They may come from very different worlds, but for the next seven days NDP MP Jenny Kwan and singer Bif Naked will share a joint mission: surviving on a meagre $3 a day.

On Tuesday, the Canadian music icon and federal politician embarked on the fourth-annual Welfare Food Challenge, where participants are allowed to spend just $21 on food over seven days.

That’s the amount B.C. welfare recipients have left each week for groceries after paying for rent, a bus pass and phone, according to Raise the Rates, the group behind the awareness-raising event. The standard monthly rate in British Columbia is $610, which critics say is not enough to make ends meet.

Bif Naked agrees. She took part in the 2014 event and signed up again this year because she feels nothing has changed.

“I just think that it’s important as more and more seniors in our community are on welfare, people need to remember that’s someone’s mother, that’s someone’s father,” she said.

“There are kids that don’t get enough to eat. This is about nutrition. It’s just not adequate funds.”

In her shopping trip at discount grocery store No Frills, the entertainer bought chickpeas for protein, seven bananas, two eggplants, spinach, three zucchinis and a clamshell package of spinach. 
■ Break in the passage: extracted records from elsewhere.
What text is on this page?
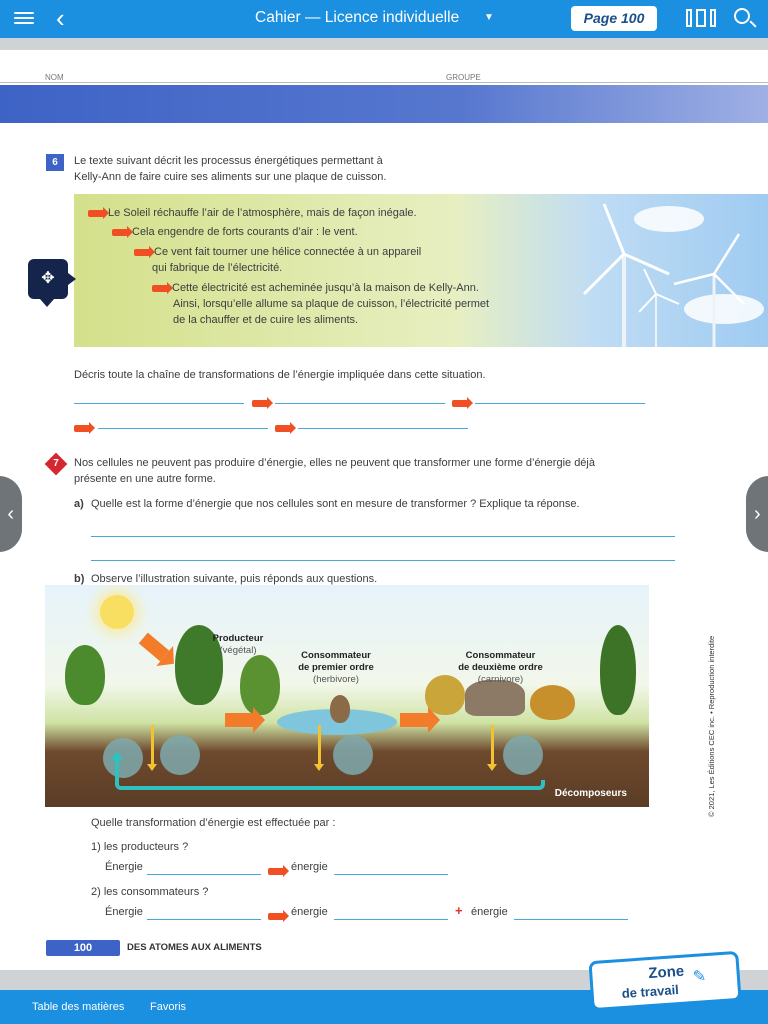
‹	Cahier — Licence individuelle ▼	Page 100
NOM	GROUPE
6	Le texte suivant décrit les processus énergétiques permettant à
Kelly-Ann de faire cuire ses aliments sur une plaque de cuisson.
Le Soleil réchauffe l’air de l’atmosphère, mais de façon inégale.
Cela engendre de forts courants d’air : le vent.
Ce vent fait tourner une hélice connectée à un appareil
qui fabrique de l’électricité.
Cette électricité est acheminée jusqu’à la maison de Kelly-Ann.
Ainsi, lorsqu’elle allume sa plaque de cuisson, l’électricité permet
de la chauffer et de cuire les aliments.
Décris toute la chaîne de transformations de l’énergie impliquée dans cette situation.
7	Nos cellules ne peuvent pas produire d’énergie, elles ne peuvent que transformer une forme d’énergie déjà
présente en une autre forme.
a) Quelle est la forme d’énergie que nos cellules sont en mesure de transformer ? Explique ta réponse.
b) Observe l’illustration suivante, puis réponds aux questions.
Producteur
(végétal)	Consommateur
de premier ordre
(herbivore)
Consommateur
de deuxième ordre
(carnivore)
Décomposeurs	© 2021, Les Éditions CEC inc. • Reproduction interdite
Quelle transformation d’énergie est effectuée par :
1) les producteurs ?
Énergie	énergie
2) les consommateurs ?
Énergie	énergie	+ énergie
100	DES ATOMES AUX ALIMENTS
✥
‹	›
Table des matières Favoris
Zone
de travail
✎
She went heavy on produce because of her vegan diet, but admitted she has known many people on assistance who can't afford healthy, natural foods -- and will opt for instant noodles and pasta because they are more filling.

Kwan, who is traveling to Ottawa for part of the week for work in the Canadian parliament, bought No Name peanut butter, a loaf of bread, apples, a package of No Name saltine crackers, and a carton of eggs, which she will boil and ration.

The politician said dairy, like cheese and yogurt, was too expensive and meat was absolutely out of the question, as were most fresh fruits.

“I am worried about the balanced diet question,” she told reporters. “I know that I will be hungry.”

Kwan says she joined the challenge to highlight the daily struggles British Columbians on disability face.

“We’re not just talking about adults. We’re talking about children and seniors, people with disabilities as well, who are facing these challenges in their everyday experience,” she said.

She also challenged B.C. Premier Christy Clark to experience living on the mediocre budget, to see if she could do it.

“People face grave challenges every day.”

Welfare rates in B.C. have not gone up since 2007, and the province has the highest poverty rate in the country, according to Raise the Rates.